Ainda em 2017, Antonio Palocci se dispôs a indicar a Sérgio Moro o caminho das bandidagens envolvendo instituições financeiras. O ex-juiz deu de ombros. Afirmou que as pretensões do ex-ministro soaram muito mais como uma ameaça para que terceiros o auxiliem indevidamente para a revogação da [prisão] preventiva, do que propriamente como uma declaração sincera de que pretendia, naquele momento, colaborar com a Justiça”.

Sequer quis ouvi-lo, desinteresse que se estendeu ao MPF. Advogados do Bradesco e do Itaú não fariam melhor.

Na mesma época, Mônica Bérgamo noticiou em sua coluna na Folha de S. Paulo que a Lava Jato estaria estudando uma maneira de preservar os bancos das consequências da delação de Palocci. A recente revelação do The Intercept Brasil de que Deltan Dallagnol aceitou dar uma palestra clandestina a banqueiros confirma o carinho que a operação nutre por eles.

A ganância sempre supera a prudência

Tudo isso torna impossível não refletir sobre a má vontade dos arcanjos purificadores da força tarefa em investigar uma categoria que observa de cima a terra arrasada da economia nacional. Mais estranho ainda é o fato de terem atuado para protegê-la ao mesmo tempo em que seu chefe participava de um encontro que mais se assemelha a uma visita a uma boca de fumo.  Sinais de que não é bem em combater a corrupção que o ministro Moro e seus ex-subordinados do MPF estão preocupados.

O conforto dos bancos no coração dos lavajatistas não esconde a abundância de motivos para que se dediquem a investigá-los com a mesma gana com que fizeram com políticos e empreiteiras. Entidades do mercado financeiro são responsáveis por abocanhar, ano após ano, aproximadamente metade do Orçamento Geral da União, usado para abastecer o rentismo e pagar uma dívida que só aumenta. Benesses tributárias e demais privilégios contribuem para que ao menos doze do top 20 de bilionários do Brasil venham de bancos.

Em 2018, quarenta e dois brasileiros tinham mais de um bilhão. Em 2019, já são cinquenta e oito.

Paralelamente, a renda do trabalhador mais pobre caiu 20% nos últimos anos.
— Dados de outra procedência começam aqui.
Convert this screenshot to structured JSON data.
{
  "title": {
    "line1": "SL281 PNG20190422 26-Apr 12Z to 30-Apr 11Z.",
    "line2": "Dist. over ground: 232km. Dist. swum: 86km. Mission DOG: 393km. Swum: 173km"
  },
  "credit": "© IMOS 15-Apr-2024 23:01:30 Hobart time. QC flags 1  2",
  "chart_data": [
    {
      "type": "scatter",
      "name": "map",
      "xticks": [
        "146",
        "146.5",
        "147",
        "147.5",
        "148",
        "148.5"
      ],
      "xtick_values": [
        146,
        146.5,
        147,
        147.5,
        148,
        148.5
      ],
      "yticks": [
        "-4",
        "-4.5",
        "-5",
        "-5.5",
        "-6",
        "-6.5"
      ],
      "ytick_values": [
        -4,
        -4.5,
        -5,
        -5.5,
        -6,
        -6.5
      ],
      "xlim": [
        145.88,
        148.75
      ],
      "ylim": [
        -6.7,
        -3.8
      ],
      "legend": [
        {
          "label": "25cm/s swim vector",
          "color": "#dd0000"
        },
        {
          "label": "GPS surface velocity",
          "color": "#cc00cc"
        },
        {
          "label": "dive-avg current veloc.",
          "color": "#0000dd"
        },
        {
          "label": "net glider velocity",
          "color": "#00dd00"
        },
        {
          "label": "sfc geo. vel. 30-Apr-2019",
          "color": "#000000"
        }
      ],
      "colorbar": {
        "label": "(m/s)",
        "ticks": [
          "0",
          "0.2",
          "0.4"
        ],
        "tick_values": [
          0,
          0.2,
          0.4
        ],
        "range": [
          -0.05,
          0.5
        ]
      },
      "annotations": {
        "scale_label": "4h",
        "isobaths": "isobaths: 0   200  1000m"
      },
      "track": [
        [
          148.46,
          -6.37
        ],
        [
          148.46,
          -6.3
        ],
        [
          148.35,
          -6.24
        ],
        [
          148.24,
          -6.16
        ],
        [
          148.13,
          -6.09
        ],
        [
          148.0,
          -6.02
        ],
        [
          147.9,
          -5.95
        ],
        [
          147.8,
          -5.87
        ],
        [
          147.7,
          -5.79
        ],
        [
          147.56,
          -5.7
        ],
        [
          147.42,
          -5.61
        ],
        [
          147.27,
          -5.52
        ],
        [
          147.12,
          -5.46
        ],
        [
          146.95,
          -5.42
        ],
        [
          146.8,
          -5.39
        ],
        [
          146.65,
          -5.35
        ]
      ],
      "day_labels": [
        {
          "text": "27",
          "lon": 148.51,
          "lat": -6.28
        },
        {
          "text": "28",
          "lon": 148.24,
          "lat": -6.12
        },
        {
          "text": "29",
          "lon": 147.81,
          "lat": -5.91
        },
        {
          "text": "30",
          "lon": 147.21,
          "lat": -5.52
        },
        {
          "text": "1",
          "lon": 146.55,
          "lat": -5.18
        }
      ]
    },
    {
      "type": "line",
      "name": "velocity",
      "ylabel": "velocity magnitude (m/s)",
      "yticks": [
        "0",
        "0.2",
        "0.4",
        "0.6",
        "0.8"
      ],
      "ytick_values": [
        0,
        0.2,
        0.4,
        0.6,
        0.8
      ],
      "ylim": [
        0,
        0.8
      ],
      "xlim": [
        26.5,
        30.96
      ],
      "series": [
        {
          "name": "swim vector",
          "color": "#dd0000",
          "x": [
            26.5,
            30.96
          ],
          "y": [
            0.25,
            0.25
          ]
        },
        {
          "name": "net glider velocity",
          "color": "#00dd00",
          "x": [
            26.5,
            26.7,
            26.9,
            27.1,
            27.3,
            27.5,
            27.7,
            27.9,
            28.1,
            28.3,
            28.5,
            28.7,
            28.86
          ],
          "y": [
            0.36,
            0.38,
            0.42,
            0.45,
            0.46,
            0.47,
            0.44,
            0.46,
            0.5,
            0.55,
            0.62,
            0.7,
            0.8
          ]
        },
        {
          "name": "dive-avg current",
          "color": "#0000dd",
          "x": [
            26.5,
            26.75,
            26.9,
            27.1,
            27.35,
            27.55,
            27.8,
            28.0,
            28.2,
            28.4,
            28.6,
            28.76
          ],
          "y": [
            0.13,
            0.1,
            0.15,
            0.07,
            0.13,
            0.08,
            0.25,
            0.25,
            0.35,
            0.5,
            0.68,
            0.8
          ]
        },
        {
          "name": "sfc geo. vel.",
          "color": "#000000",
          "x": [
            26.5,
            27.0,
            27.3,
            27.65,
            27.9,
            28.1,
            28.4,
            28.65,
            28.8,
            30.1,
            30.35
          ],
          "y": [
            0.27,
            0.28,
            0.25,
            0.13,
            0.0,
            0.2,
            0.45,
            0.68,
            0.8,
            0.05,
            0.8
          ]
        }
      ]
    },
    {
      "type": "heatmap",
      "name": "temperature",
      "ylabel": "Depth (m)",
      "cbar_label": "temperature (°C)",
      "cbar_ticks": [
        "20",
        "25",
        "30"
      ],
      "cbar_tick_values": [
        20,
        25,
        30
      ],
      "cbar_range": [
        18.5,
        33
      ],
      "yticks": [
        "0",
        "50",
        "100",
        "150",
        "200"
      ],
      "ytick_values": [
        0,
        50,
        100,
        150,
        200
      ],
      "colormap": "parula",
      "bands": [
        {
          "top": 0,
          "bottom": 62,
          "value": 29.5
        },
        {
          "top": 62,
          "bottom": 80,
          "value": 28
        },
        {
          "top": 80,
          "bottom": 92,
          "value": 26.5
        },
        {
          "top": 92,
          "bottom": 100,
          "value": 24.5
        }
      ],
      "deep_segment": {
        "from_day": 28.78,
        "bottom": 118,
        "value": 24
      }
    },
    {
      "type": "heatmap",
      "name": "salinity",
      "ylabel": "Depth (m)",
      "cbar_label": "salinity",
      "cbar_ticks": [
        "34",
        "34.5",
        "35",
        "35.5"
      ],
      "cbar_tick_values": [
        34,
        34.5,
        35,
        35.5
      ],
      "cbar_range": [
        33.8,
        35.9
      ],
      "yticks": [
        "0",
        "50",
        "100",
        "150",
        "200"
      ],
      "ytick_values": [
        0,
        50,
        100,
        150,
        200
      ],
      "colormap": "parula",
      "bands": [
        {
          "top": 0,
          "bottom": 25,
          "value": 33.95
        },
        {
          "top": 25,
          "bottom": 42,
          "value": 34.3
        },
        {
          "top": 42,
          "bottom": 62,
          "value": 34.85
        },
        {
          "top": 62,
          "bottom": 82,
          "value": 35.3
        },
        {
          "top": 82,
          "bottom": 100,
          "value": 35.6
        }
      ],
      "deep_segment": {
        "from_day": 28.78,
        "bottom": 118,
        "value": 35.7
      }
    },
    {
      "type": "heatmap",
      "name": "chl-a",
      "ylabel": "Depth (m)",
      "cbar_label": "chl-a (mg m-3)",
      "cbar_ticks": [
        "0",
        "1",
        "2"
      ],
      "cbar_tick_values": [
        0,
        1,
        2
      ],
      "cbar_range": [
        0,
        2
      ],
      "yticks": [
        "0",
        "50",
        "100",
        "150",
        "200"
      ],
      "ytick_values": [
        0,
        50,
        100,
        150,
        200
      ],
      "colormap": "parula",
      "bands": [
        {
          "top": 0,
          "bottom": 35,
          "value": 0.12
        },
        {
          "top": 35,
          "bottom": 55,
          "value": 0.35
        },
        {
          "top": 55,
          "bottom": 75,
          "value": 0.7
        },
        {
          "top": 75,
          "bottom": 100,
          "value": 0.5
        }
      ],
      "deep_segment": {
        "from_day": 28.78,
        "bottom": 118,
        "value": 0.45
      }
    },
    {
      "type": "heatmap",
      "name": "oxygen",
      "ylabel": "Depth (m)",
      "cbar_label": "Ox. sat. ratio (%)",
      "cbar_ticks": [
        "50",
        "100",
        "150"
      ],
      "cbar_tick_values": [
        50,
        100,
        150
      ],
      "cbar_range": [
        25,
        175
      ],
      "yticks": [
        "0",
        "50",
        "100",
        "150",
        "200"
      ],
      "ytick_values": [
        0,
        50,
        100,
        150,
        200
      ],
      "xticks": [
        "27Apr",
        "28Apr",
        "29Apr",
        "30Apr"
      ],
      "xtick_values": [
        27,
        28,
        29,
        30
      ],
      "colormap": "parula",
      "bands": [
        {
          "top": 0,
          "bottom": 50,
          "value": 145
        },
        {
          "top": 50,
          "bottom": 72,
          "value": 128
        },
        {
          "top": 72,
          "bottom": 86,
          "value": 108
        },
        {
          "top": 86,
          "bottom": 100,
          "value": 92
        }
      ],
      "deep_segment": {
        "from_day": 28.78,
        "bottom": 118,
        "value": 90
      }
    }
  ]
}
Moro e Dallagnol bocejam para a infinidade de caroços que existem nesse angu enquanto os bancos seguem batendo recordes de lucro mesmo diante do quadro de recessão econômica pelo qual passamos.

Há, portanto, problemas óbvios no fato de Dallagnol, coordenador de uma força tarefa que diz pretender varrer a corrupção do país, ser presença VIP em piqueniques secretos de banqueiros. Bater o telefone na cara de quem convida para uma reunião de submundo como esta é para quem tem alguma dignidade republicana, algo que, se está difícil existir em tese, tampouco encontra espaço nos códigos morais do tenentismo togado da Lava Jato.

Não há raio em céu azul. Outras conversas publicadas pelo The Intercept Brasil ajudam a explicar tamanha receptividade. Deltan e seu colega Roberson Pozzobon almejavam usar suas esposas como laranjas em uma empresa de palestras. Tinham intenções de lucrar aproveitando seu networking e visibilidade. O menino prodígio de Moro disse ter faturado quase R$ 400 mil com palestras e livros em 2018. Entre seus pagadores, está a empresa Neoway, investigada pela própria Lava Jato.

Não precisa de muito para vermos que há mais semelhanças entre banqueiros e lavajatistas do que nossa vã filosofia pode imaginar.